Au moment précis où Rami Malek arrive à l’écran, je me pose toujours cette question : est-il un acteur de seconde zone bien aidé par un agent au bras long ou est-il tout simplement un excellent acteur ?
Pour citer un exemple récent, quand Robert Pattinson donne la réplique à John-David Washington dans Tenet, je me dis instantanément que ces deux sont faits d’un métal pour conquérir les plateaux ; ou que Shia LaBeouf – malgré ses déboires – est d’une telle intensité qu’on lui pardonne ses tics de jeu, si on se réfère à des acteurs de la même génération. Ils ont ce petit plus pour accaparer l’attention. Mais pour Rami Malek, je dois bien avouer que son jeu reste une énigme parfois difficile à déchiffrer.
Après une dose inhumaine de caféine, je décide de me lancer dans une quête qui a pour but de répondre à cette simple question : Rami Malek, talent ou supercherie ?
Direction Amazon Prime et une session intense de Mr. Robot, son chef-d’œuvre à mes yeux. Inutile d’en dire plus : très solide, bien aidé par une écriture et par un sens du cadre qui frôle la perfection. Sam Esmail lui a offert son ticket pour la gloire grâce à un rôle de cette trempe. Et si la partition lui va comme un gant, un premier élément de réponse se dessine : sa capacité à intérioriser pour nous engloutir avec ses grands yeux.
Un jeu en intériorité pour ne laisser que des fragments transparaître
Mais même si sa performance est à citer en exemple, faisant même date dans le paysage sériel, il m’en manque ; je n’arrive pas à me décider s’il est un acteur solide ou pas. Papillon (le remake) me pousse à penser qu’il ne fait qu’une transposition de sa performance de Mr. Robot dans un film dispensable, tout en me laissant une bonne impression. Mais une fois encore, je n’arrive pas à faire de l’ordre dans mon esprit pour me convaincre que Malek a la carrure d’un grand et qu’il fait partie de la race des seigneurs, si cher à Alain Delon. S’envient donc Bohemian Rhapsody, je (re)visionne de nombreuses scènes, mais je n’y vois qu’une performance correcte, voire surévaluée – Malek a raflé son premier Oscar sous les traits de Freddie Mercury -, mais pas de quoi se laisser aller aux éloges.

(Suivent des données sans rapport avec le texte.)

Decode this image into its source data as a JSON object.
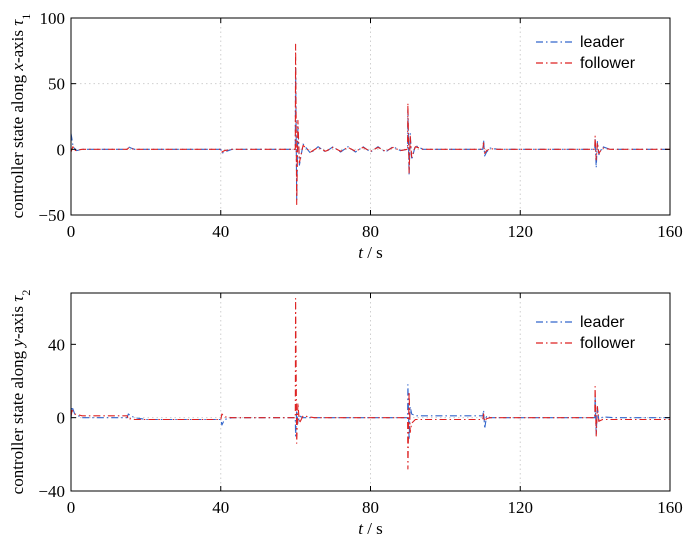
{
  "chart_data": [
    {
      "type": "line",
      "ylabel_parts": [
        "controller state along ",
        "x",
        "-axis ",
        "τ",
        "1"
      ],
      "xlabel_parts": [
        "t",
        " / s"
      ],
      "xlim": [
        0,
        160
      ],
      "ylim": [
        -50,
        100
      ],
      "xticks": [
        0,
        40,
        80,
        120,
        160
      ],
      "yticks": [
        -50,
        0,
        50,
        100
      ],
      "xtick_labels": [
        "0",
        "40",
        "80",
        "120",
        "160"
      ],
      "ytick_labels": [
        "−50",
        "0",
        "50",
        "100"
      ],
      "grid": true,
      "legend_position": "top-right",
      "series": [
        {
          "name": "leader",
          "color": "#3366cc",
          "dash": "dashdot",
          "x": [
            0,
            0.2,
            0.5,
            1,
            1.5,
            3,
            15,
            15.3,
            16,
            17,
            40,
            40.3,
            41,
            43,
            59.9,
            60,
            60.3,
            60.6,
            61,
            62,
            64,
            66,
            68,
            70,
            72,
            74,
            76,
            78,
            80,
            82,
            84,
            86,
            88,
            89.9,
            90,
            90.3,
            90.6,
            91,
            92,
            94,
            110,
            110.2,
            110.5,
            111,
            112,
            114,
            139.9,
            140,
            140.3,
            140.6,
            141,
            142,
            144,
            160
          ],
          "y": [
            12,
            9,
            3,
            0.5,
            -1,
            0,
            0,
            2,
            1,
            0,
            0,
            -3,
            -2,
            0,
            0,
            62,
            -38,
            18,
            -12,
            4,
            -3,
            2,
            -2,
            2,
            -2,
            2,
            -2,
            2,
            -2,
            2,
            -2,
            2,
            -1,
            0,
            30,
            -20,
            12,
            -8,
            3,
            0,
            0,
            7,
            -5,
            -2,
            1,
            0,
            0,
            8,
            -14,
            6,
            -4,
            2,
            0,
            0
          ]
        },
        {
          "name": "follower",
          "color": "#dd2222",
          "dash": "dashdot",
          "x": [
            0,
            0.5,
            1,
            3,
            15,
            15.3,
            16,
            17,
            40,
            40.3,
            41,
            43,
            59.9,
            60,
            60.3,
            60.6,
            61,
            62,
            64,
            66,
            68,
            70,
            72,
            74,
            76,
            78,
            80,
            82,
            84,
            86,
            88,
            89.9,
            90,
            90.3,
            90.6,
            91,
            92,
            94,
            110,
            110.2,
            110.5,
            111,
            112,
            114,
            139.9,
            140,
            140.3,
            140.6,
            141,
            142,
            144,
            160
          ],
          "y": [
            -2,
            2,
            -1,
            0,
            0,
            1,
            0.5,
            0,
            0,
            -2,
            -1,
            0,
            0,
            80,
            -42,
            22,
            -10,
            3,
            -2,
            1.5,
            -1.5,
            1.5,
            -1.5,
            1.5,
            -1.5,
            1.5,
            -1.5,
            1.5,
            -1.5,
            1.5,
            -1,
            0,
            35,
            -18,
            10,
            -6,
            2,
            0,
            0,
            5,
            -3,
            -1,
            0.5,
            0,
            0,
            10,
            -8,
            5,
            -3,
            1,
            0,
            0
          ]
        }
      ]
    },
    {
      "type": "line",
      "ylabel_parts": [
        "controller state along ",
        "y",
        "-axis ",
        "τ",
        "2"
      ],
      "xlabel_parts": [
        "t",
        " / s"
      ],
      "xlim": [
        0,
        160
      ],
      "ylim": [
        -40,
        68
      ],
      "xticks": [
        0,
        40,
        80,
        120,
        160
      ],
      "yticks": [
        -40,
        0,
        40
      ],
      "xtick_labels": [
        "0",
        "40",
        "80",
        "120",
        "160"
      ],
      "ytick_labels": [
        "−40",
        "0",
        "40"
      ],
      "grid": true,
      "legend_position": "top-right",
      "series": [
        {
          "name": "leader",
          "color": "#3366cc",
          "dash": "dashdot",
          "x": [
            0,
            0.3,
            1,
            3,
            15,
            15.3,
            16,
            17,
            20,
            40,
            40.3,
            41,
            43,
            59.9,
            60,
            60.3,
            60.6,
            61,
            62,
            65,
            80,
            89.9,
            90,
            90.3,
            90.6,
            91,
            92,
            95,
            110,
            110.2,
            110.5,
            111,
            112,
            115,
            139.9,
            140,
            140.3,
            140.6,
            141,
            142,
            145,
            160
          ],
          "y": [
            -1,
            6,
            2,
            0,
            0,
            2,
            1,
            0,
            -1,
            -1,
            -4,
            -1,
            0,
            0,
            -10,
            4,
            -3,
            1,
            0,
            0,
            0,
            0,
            18,
            -12,
            6,
            2,
            1,
            1,
            1,
            4,
            -6,
            1,
            0,
            0,
            0,
            12,
            -9,
            6,
            -2,
            0.5,
            0,
            0
          ]
        },
        {
          "name": "follower",
          "color": "#dd2222",
          "dash": "dashdot",
          "x": [
            0,
            0.3,
            1,
            3,
            15,
            15.3,
            16,
            17,
            20,
            40,
            40.3,
            41,
            43,
            59.9,
            60,
            60.3,
            60.6,
            61,
            62,
            65,
            80,
            89.9,
            90,
            90.3,
            90.6,
            91,
            92,
            95,
            110,
            110.2,
            110.5,
            111,
            112,
            115,
            139.9,
            140,
            140.3,
            140.6,
            141,
            142,
            145,
            160
          ],
          "y": [
            1,
            4,
            2,
            1,
            1,
            -1,
            -0.5,
            -1,
            -1,
            -1,
            2,
            0.5,
            0,
            0,
            65,
            -14,
            8,
            -3,
            1,
            0,
            0,
            0,
            -28,
            14,
            -8,
            -3,
            -1,
            -1,
            -1,
            2,
            -2,
            -0.5,
            0,
            0,
            0,
            17,
            -10,
            6,
            -2,
            -1,
            -1,
            -1
          ]
        }
      ]
    }
  ]
}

Je reste sur ma faim.
Soit, il me faut encore creuser, quitte à m’amputer quelques heures de sommeil. Je me remémore les premières fois où je l’ai aperçu à la télé, dans la peau de Kenny dans La Guerre à la maison. Allez, il était drôle dans le rôle du meilleur pote gay, mais rien de très emballant. Je me remets à chercher, à comprendre, à suivre étape par étape sa carrière.
Un podcast comme illumination
Ma réponse ne sera pas les quelques bribes de The Little Things, le nouveau film de John Lee Hancock ou encore son arrivée dans la peau du grand méchant Safin, dans le prochain James Bond. Non, la réponse à l’équation Rami Malek me viendra de manière inattendue : un podcast intitulé « Blackout ». Dès le premier épisode c’est une illumination venue prouver l’une de ses singularités : sa voix. Son simple timbre vous harnache à l’histoire, il vous scotche à votre dossier de chaise. À l’instar de comédiens tels que Joel Kinnaman ou Matthew McConaughey, ils ont cette capacité vocale permettant de construire un personnage, lui attribuer une puissance dramatique. Malek est dans la même catégorie, peut-être un cran au-dessus – question de perception ou de rôle.
Sa voix dans « Blackout », excellent podcast réalisé par le sous-estimé Shawn Christensen (Before I Disappear, Sidney Hall), couplé à son jeu tout en retenue répond à ma question : oui, Rami Malek est un excellent acteur capable de vous embarquer par sa simple voix dans un podcast où tout un pays et la civilisation moderne sombrent dans une panne d’électricité. Ces deux facteurs font de lui actuellement une valeur sûre. Pour combien de temps ? L’avenir nous le dira.